A reduction in spending and stricter management has seen UCD Students’ Union enter 2013 in a stronger financial position than last year. UCD Students’ Union President Rachel Breslin is happy with the “huge reversal” which has been made financially by the Union and is hopeful that it will continue into the future.

However, while the Union spent much less than budgeted in the July to December period, with expenditure significantly lower than previous years, Breslin is unsure if this trend will remain static. “We spent much less than budgeted, much less than previous years,” says Breslin. “Our expenditure was so low this year though; I wouldn’t expect it to continue in the future. You can’t both cut budgeting drastically and manage it, and expand at the same time. I would have liked to do that more this year.”

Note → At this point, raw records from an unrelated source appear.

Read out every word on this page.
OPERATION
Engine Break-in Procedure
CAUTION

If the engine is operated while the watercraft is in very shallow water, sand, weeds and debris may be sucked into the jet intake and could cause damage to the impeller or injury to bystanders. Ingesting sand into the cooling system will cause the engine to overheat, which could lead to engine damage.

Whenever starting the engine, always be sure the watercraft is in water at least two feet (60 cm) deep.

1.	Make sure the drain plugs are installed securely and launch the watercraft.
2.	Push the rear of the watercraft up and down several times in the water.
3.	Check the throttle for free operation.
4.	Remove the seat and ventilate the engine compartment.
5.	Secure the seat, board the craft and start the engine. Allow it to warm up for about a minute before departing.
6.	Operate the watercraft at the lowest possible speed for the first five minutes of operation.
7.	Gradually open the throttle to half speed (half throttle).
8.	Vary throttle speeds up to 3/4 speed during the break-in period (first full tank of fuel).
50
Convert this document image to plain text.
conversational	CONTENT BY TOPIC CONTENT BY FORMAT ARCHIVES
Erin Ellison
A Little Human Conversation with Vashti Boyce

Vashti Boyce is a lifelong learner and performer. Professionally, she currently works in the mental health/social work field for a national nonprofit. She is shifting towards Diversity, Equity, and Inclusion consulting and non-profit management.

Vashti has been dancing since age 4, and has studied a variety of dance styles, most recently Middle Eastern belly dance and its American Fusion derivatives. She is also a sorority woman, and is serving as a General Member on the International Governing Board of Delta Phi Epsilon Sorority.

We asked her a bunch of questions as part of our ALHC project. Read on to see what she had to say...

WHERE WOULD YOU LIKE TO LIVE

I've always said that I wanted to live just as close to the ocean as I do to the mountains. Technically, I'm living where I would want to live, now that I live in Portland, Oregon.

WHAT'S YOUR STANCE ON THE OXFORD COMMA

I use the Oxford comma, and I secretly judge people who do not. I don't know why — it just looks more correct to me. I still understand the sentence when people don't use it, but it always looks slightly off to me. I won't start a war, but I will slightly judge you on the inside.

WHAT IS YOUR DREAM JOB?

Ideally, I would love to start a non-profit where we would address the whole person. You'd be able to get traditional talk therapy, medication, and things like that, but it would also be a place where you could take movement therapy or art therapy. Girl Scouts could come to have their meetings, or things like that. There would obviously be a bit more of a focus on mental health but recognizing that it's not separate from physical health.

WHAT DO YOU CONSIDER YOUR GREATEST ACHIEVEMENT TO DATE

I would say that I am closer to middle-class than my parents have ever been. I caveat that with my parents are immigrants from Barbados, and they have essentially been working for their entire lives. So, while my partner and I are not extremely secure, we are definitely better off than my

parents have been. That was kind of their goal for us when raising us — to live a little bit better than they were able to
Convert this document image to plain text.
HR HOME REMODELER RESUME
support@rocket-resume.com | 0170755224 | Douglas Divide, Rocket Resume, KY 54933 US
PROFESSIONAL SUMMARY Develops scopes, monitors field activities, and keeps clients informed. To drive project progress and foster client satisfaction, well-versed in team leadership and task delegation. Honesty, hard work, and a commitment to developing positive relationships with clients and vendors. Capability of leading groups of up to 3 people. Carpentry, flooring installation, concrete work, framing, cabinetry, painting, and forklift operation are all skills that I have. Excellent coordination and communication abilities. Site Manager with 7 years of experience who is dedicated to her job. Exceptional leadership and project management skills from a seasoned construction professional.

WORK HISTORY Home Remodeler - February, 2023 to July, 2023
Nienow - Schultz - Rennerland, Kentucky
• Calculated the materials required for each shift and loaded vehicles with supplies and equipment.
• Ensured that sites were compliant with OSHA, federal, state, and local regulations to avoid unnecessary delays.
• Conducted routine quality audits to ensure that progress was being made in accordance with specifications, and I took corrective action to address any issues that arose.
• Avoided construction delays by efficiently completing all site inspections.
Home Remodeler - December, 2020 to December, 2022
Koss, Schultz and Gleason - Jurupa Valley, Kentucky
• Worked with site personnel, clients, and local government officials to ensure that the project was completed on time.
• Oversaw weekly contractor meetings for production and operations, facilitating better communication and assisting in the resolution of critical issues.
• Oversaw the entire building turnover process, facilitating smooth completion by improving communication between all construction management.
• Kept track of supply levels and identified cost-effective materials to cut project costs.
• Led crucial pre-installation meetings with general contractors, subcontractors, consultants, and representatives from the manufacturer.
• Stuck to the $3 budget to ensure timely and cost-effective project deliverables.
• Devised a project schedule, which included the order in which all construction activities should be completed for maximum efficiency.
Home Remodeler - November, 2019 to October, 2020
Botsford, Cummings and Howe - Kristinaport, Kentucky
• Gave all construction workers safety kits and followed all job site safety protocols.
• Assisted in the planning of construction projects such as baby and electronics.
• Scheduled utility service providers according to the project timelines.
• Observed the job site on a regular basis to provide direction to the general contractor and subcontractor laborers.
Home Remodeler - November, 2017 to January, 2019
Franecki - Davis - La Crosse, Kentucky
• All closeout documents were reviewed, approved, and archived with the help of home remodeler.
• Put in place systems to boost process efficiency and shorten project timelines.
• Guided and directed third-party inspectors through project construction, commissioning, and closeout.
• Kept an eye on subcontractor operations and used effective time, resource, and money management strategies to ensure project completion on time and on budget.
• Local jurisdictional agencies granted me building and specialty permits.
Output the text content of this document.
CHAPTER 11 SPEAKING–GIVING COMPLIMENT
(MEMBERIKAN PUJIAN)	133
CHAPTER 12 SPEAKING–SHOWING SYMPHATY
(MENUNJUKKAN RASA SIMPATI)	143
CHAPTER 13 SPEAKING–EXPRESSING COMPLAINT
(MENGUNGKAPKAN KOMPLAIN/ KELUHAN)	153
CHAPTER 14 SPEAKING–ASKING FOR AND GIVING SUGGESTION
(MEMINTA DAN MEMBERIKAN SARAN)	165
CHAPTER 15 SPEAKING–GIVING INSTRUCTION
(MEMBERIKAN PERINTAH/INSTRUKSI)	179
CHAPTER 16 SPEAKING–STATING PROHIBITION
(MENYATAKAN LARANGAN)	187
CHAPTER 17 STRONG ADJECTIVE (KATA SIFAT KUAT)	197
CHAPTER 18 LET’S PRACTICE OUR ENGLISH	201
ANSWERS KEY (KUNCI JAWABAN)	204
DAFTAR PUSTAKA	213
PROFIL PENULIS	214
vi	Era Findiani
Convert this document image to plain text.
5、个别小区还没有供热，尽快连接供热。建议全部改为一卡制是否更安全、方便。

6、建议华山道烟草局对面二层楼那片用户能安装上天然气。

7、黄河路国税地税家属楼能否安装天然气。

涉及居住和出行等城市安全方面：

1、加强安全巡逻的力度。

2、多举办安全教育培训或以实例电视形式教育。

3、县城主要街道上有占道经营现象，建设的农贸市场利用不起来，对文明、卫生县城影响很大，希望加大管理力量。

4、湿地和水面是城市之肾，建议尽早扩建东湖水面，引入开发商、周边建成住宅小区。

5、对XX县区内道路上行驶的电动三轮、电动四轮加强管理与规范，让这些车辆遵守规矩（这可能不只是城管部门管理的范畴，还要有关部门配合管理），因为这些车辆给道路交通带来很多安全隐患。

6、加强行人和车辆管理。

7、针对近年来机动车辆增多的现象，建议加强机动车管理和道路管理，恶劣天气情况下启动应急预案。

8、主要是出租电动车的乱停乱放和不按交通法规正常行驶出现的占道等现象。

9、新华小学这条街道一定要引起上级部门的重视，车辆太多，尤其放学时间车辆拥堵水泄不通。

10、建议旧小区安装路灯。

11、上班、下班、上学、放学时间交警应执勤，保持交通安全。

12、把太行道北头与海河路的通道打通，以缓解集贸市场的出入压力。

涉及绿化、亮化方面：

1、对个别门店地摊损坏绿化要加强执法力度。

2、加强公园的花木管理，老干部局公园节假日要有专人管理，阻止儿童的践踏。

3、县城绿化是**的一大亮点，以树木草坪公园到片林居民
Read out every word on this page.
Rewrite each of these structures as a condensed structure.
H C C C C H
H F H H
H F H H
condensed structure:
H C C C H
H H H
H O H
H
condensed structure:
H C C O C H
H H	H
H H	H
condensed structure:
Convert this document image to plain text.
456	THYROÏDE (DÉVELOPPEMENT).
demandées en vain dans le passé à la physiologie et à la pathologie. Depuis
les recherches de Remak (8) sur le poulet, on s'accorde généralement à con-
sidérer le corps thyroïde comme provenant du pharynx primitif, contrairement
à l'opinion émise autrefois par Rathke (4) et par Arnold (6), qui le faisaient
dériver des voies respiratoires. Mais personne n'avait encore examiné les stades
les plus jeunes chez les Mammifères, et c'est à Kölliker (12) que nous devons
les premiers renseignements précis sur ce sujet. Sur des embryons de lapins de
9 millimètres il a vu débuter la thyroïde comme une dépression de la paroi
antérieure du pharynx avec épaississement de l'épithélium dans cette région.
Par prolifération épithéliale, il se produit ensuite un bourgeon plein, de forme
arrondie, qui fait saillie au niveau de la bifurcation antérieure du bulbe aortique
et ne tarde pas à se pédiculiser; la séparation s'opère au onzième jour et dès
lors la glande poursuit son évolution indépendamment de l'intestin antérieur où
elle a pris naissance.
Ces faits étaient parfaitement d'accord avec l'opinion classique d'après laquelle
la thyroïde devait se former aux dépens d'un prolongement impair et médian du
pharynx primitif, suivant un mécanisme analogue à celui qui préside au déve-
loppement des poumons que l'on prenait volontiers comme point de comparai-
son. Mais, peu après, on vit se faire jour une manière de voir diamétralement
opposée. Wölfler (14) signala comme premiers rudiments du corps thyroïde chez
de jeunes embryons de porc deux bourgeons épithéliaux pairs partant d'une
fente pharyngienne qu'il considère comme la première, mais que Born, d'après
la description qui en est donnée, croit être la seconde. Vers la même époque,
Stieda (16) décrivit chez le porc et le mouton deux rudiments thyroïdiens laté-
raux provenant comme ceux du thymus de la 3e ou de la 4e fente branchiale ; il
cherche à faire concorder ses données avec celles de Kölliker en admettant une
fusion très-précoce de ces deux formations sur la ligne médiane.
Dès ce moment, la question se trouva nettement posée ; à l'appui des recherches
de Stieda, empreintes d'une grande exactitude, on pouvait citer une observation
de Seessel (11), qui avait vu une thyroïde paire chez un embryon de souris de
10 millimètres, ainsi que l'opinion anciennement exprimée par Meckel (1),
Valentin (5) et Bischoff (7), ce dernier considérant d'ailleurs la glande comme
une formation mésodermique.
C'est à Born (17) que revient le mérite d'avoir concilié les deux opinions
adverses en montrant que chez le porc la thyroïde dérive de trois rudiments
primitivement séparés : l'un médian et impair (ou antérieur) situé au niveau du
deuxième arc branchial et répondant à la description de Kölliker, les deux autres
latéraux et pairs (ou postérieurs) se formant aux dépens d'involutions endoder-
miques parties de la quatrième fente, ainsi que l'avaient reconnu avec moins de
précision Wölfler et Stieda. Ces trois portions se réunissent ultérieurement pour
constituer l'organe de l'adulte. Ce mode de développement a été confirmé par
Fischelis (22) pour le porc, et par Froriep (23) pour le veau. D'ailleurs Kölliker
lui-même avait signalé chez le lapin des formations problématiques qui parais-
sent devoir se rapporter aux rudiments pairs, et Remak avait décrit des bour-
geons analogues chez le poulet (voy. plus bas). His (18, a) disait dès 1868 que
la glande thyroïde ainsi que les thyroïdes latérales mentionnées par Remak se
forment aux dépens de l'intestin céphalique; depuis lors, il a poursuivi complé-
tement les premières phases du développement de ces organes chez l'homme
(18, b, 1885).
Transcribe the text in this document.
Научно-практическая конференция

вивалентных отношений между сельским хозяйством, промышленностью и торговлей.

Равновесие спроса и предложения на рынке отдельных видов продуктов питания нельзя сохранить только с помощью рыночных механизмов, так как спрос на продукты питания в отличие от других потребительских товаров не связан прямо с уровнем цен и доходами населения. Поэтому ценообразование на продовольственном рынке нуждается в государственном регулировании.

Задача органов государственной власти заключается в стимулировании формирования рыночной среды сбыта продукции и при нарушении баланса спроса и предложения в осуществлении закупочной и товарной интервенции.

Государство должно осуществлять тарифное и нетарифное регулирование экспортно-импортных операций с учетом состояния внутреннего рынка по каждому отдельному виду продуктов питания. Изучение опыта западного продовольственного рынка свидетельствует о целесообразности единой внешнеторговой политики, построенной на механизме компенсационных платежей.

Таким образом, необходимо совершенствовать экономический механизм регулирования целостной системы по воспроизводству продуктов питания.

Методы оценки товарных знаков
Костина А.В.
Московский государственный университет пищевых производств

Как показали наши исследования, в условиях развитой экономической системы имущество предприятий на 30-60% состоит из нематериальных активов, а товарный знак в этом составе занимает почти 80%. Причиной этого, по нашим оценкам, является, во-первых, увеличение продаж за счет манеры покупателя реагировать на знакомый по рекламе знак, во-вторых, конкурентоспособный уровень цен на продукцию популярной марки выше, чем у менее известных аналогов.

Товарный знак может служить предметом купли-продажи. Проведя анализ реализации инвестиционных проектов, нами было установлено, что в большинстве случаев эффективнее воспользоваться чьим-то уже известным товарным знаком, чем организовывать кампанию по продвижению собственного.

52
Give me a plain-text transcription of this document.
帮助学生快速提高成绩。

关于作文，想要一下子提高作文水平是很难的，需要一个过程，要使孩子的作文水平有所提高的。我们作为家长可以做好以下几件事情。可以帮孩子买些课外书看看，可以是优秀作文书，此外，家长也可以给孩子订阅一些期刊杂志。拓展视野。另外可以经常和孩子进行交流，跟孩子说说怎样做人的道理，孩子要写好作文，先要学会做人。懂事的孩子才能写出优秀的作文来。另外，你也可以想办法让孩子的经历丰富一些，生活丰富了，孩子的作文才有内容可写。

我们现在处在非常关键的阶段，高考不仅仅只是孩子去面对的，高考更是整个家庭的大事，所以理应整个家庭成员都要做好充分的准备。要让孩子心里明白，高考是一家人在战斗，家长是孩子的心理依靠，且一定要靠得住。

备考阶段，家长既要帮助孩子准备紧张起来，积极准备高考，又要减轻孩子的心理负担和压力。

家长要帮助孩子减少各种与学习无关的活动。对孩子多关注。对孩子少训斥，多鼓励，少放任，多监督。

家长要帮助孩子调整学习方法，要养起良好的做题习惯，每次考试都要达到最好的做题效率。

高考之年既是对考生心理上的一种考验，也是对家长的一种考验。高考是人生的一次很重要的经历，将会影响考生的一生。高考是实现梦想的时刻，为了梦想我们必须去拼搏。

Breslin believes that the decision made by all Officers this year to reduce spending, and operate at the lowest possible cost has contributed greatly to the financial position of the Union now, and that controlling the budget was important for the SU at a time when students were feeling particularly distant from the student governing body. “Students have been bemused and bewildered by the Union. I think we need to show the students that we have our Union under control. Every Officer has spent less which has been a conscious decision,” says Breslin.

Controlling expenditure through use of a Board of Directors and the production of monthly management accounts presented to Union Council have also assisted in reducing the large deficit previous students’ unions amassed. Breslin wanted to “firmly ensure that there was a culture-shift” away from the previous ethos of “throwing money around”. Being aware of the financial position and that public opinion was not in the Union’s favour prompted such a shift.

The SU has not begun paying instalments on the €1.1 million loan which was approved last semester, however it is budgeted for each month so that when repayments begin, it should not pose a problem for the Union. Breslin believes that this loan was a “completely necessary” cash influx, and has allowed the Union to continue operating; allowing it to continue meeting its suppliers’ needs and all other demands on the Union’s finances.

The steps taken to reduce the debt have so far worked for the SU, but Breslin acknowledges that they must continue in the same vein in order to survive: “I think that with prudent management, the worry that we had last year and the worry I had at the start of my year about our survival is not there any more. It’s still very difficult day-to-day to manage our cash flow, meet our obligations; it’s difficult but it’s happening.”